Researchers find biomarkers for early stage pancreatic cancer


(MENAFN- AFP) A combination of three proteins appears to be a good indicator of early stage pancreatic cancer when found in high levels in urine, British researchers said in a study published Monday.

The findings, published in the journal Clinical Cancer Research, hold promise for developing an inexpensive, non-invasive test to detect the disease before it can spread, they said.

There is no existing early diagnostic test for pancreatic cancer, which has the lowest five-year survival rate of all cancers, about three percent in Britain.

"It took a while to secure proof of principle funding in 2008 to look at biomarkers in urine, but it's been worth the wait for these results," said lead researcher Tatjana Crnogorac-Jurcevic.

"This is a biomarker panel with good specificity and sensitivity and we're hopeful that a simple, inexpensive test can be developed and be in clinical use within the next few years."

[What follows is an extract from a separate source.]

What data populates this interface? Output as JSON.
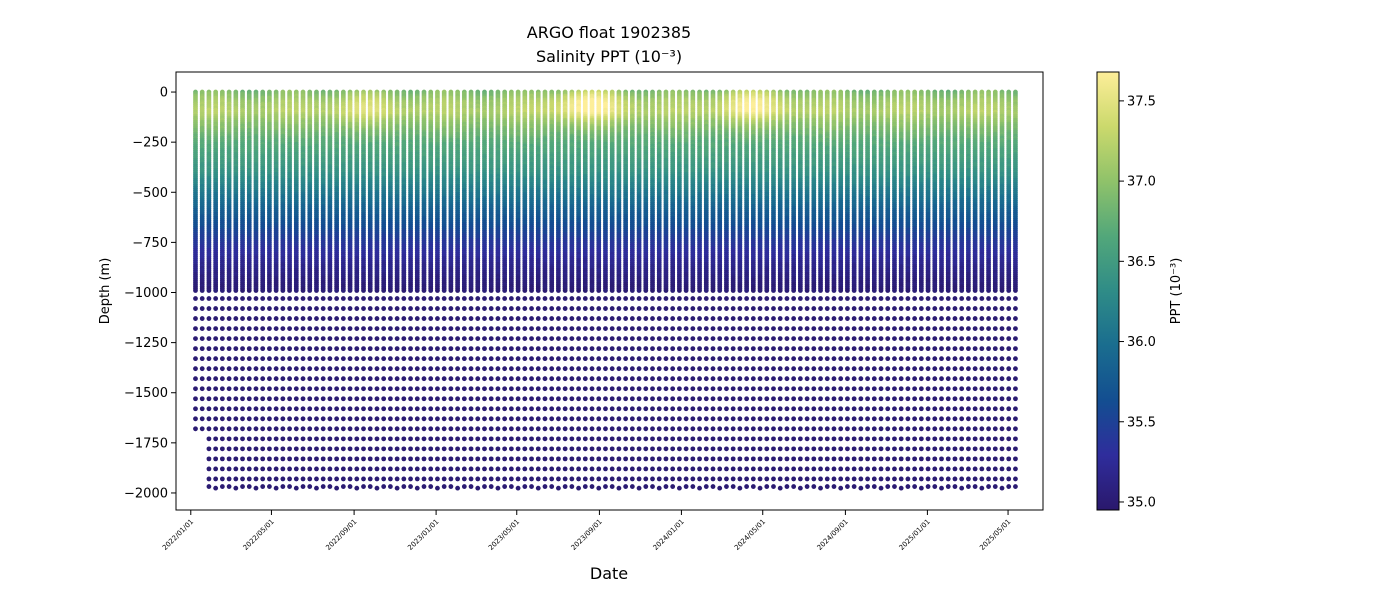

The team at Barts Cancer Institute, Queen Mary University in London, found they could identify stage I-II pancreatic cancer with 90 percent accuracy by the presence of high levels of three proteins -- LYVE1, REG1A and TFF1 -- in urine.

The researchers studied urine samples taken from patients known to have pancreatic cancer; another group known to have chronic pancreatitis, which can be hard to distinguish from cancer of the pancreas; and a third group of healthy patients. Samples from patients with other diseases were also used for comparison.

"Patients with pancreatic cancer were found to have increased levels of each of the three proteins when compared to urine samples from healthy patients, while patients suffering from chronic pancreatitis had significantly lower levels than cancer patients," according to the study.

The researchers now hope to do tests on people in high risk groups, and to collect urine samples from volunteers over a five to ten year period to see if the three-biomarker signature is also present during the period in which the cancer is latent but has not yet developed.

"For a cancer with no early stage symptoms, it's a huge challenge to diagnose pancreatic cancer sooner, but if we can, then we can make a big difference to survival rates," said Nick Lemoine, study co-author and director of Barts Cancer Institute.

"With pancreatic cancer, patients are usually diagnosed when the cancer is already at a terminal stage, but if diagnosed at stage two, the survival rate is 20 per cent, and at stage one, the survival rate for patients with very small tumors can increase up to 60 per cent."